Turning to the novelettes, “Random” is another “life or death in a hostile environment” tale like “Optimizing,” “Shepherd,” and “Off-Road.” It has some Null-A and (literally) “Cold Equations” resonances as it describes a man trying to save a frozen woman from hostile alien critters who are even colder. While no editorial note identifies it as being in a series, the background seemed rather sketchy and it feels like it assumes you’ve read something else, but the major elements became clear enough and it became somewhat exciting as the story progressed. “Trapezium,” like “Parts,” feels like a lesser “Black Destroyer” as a small crew invite an aggressive biomechanoid alien on board as part of a trade deal and then try to keep it in check and not become its prey. The science elements of this seem weak but the dramatic aspects aren’t bad. The latest “Hub” story is a sort of bedroom farce with a safe, a “hotel,” and a spy, with people of various species and genders and states of undress running around and being silly as all the multi-dimensional doors of the tesseract suites get screwed up until all things “work out” in their ways in the end. “Pendant” is one of the two “retro” stories of the issue, being set in France in 1794, so that we can learn about Robespierre’s very limited time (viewer) machine through the eyes of the Englishman brought in to repair it with death as the alternative to (or perhaps even consequent of) success.
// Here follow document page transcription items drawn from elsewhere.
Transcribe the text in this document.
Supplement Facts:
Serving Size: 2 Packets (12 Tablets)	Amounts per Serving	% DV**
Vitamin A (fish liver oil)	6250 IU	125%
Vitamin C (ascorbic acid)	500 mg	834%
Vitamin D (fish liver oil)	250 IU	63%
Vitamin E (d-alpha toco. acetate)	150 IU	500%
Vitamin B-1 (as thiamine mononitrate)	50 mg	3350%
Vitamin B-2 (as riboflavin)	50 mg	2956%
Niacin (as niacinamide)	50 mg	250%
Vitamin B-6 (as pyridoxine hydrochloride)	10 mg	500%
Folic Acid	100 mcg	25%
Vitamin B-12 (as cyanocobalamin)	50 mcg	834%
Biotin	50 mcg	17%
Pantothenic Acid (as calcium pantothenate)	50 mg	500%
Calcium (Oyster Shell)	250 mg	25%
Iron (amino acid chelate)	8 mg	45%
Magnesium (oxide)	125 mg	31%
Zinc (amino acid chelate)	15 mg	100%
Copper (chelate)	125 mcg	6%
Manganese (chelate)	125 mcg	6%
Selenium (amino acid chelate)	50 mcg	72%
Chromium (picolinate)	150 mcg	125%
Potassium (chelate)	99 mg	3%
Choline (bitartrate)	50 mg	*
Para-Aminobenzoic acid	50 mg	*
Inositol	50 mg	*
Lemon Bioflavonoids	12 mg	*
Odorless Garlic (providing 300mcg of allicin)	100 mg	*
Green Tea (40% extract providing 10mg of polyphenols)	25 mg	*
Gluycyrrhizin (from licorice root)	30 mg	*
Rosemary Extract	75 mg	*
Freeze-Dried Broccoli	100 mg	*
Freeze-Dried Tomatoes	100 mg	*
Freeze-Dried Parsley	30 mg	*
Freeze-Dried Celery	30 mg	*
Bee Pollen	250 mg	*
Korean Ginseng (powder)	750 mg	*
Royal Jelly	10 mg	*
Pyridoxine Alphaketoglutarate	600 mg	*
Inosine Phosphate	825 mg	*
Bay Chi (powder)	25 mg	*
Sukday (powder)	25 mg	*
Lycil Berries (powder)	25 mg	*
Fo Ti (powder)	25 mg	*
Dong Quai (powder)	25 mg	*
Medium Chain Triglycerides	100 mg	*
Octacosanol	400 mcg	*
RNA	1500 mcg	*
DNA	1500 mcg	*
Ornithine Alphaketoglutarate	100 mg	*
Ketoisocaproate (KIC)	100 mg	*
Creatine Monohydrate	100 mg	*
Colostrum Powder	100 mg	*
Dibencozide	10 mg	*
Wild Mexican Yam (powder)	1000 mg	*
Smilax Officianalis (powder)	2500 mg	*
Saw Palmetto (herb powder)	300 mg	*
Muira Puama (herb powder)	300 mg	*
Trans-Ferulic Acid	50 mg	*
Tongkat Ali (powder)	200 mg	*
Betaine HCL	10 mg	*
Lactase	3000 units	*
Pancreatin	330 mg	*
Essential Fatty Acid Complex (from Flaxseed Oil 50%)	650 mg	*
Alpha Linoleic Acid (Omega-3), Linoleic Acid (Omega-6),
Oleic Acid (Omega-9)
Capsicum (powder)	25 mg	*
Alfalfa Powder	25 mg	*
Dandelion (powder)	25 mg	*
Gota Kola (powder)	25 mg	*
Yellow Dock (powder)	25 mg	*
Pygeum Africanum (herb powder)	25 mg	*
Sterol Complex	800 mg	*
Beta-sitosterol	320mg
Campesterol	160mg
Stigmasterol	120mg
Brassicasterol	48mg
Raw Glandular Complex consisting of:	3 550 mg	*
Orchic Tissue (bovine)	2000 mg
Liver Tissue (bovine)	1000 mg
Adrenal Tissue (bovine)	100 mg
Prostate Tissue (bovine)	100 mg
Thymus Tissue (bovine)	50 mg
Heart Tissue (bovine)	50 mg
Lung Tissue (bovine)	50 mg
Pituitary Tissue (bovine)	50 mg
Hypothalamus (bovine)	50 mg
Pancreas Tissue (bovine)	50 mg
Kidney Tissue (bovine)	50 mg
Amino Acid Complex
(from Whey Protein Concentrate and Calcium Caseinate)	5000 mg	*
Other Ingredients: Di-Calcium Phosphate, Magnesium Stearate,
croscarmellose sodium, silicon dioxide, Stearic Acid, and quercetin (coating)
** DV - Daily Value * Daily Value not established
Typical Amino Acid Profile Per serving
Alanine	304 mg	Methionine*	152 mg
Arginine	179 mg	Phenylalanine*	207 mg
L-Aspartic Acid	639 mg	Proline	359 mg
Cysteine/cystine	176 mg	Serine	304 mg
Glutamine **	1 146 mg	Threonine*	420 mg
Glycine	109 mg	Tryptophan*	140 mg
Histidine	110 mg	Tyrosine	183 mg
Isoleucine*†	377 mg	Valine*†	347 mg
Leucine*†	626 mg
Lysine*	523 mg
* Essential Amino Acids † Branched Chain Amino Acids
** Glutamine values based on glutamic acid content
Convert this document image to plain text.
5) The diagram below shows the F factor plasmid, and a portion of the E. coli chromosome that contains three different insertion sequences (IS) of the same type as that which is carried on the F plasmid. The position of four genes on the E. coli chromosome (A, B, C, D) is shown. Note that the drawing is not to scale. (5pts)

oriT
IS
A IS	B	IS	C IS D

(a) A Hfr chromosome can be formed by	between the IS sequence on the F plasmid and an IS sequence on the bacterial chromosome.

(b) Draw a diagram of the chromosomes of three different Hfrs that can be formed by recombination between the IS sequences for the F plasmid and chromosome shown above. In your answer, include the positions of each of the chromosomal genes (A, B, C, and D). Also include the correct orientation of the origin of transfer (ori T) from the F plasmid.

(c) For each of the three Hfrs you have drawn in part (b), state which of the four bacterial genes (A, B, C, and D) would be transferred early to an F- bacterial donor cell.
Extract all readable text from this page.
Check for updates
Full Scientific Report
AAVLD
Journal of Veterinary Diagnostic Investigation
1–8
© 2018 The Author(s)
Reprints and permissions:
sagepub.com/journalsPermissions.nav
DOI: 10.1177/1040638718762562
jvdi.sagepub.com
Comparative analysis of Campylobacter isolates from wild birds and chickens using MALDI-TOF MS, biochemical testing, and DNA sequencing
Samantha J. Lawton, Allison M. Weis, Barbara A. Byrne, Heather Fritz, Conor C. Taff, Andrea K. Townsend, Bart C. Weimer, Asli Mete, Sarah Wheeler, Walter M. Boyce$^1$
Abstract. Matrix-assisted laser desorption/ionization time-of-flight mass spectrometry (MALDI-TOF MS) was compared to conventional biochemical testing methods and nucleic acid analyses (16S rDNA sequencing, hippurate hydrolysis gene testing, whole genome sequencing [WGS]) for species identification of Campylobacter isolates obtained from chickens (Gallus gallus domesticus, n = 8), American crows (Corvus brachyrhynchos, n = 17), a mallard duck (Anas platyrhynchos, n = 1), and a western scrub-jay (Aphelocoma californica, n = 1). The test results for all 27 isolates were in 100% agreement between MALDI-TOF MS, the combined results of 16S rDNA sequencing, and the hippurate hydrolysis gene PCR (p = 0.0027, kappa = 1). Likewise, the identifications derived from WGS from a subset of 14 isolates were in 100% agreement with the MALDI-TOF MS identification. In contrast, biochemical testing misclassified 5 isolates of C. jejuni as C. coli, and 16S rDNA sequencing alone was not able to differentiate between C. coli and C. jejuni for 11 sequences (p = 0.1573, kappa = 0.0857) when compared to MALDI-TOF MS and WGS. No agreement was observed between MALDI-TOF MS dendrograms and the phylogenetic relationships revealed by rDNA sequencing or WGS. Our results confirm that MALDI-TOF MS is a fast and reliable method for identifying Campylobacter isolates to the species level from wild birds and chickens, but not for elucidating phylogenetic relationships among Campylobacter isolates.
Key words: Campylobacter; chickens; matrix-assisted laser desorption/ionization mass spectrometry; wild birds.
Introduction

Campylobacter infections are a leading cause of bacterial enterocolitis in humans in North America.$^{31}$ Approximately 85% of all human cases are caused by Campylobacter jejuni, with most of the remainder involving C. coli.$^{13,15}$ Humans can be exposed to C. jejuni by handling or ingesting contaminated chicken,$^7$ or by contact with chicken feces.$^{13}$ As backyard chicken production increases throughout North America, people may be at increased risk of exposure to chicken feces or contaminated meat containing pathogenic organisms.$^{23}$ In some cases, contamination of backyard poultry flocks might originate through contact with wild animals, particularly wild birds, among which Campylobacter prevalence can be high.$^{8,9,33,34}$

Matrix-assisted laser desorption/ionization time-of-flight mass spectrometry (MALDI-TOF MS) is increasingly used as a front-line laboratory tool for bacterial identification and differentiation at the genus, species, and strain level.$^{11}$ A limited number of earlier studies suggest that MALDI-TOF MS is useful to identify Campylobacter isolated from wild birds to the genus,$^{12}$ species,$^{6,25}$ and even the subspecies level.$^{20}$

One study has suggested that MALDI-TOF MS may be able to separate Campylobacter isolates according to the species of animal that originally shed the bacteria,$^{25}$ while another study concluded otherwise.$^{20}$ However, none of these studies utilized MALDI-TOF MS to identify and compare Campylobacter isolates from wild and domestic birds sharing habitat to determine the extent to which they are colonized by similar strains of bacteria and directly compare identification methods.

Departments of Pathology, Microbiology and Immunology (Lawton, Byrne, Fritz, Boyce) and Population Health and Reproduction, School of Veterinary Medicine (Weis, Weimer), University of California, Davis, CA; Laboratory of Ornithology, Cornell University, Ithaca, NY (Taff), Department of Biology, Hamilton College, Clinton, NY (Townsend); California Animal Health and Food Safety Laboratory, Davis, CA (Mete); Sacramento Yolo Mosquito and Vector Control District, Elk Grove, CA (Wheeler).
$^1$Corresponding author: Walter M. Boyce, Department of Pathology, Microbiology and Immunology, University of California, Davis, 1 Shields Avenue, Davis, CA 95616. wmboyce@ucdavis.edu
There’s really no SF here – the device may be some piece of secret history or translated from the future or dumped off by aliens but it’s basically magic despite efforts to make it at least proto-steampunk-like but the protagonist and his ambiguous female “friend” are well-drawn and the “period” part of it is readable enough.
While set in the present, “Harry” is steeped in the Lewis and Clark expedition from which everything in it derives. The protagonist is an interesting combination: ex-history academic turned tabloid reporter. The woman who sets him on the trail of his great discovery is a similar mixture, being a smart and capable woman with the money-making public persona of a ditz (and she’s also the boss’s daughter). Due to the story of one of her ancestors, she wants to find out more and our hero is up to the task (with sufficient extra funds from her). What follows pulls in a staggering number of threads to create a conspiracy theory of truly vast scope. It has at least a couple of downsides. In internal fictional terms, it’s weakly held together and contains many contradictory elements that are supposed to be proofs. In contemporary social terms, I don’t know that this sort of story is helpful. Still, a lot of work went into this and it was quite interesting, so (like “Coffee” and its humor) I have to note it.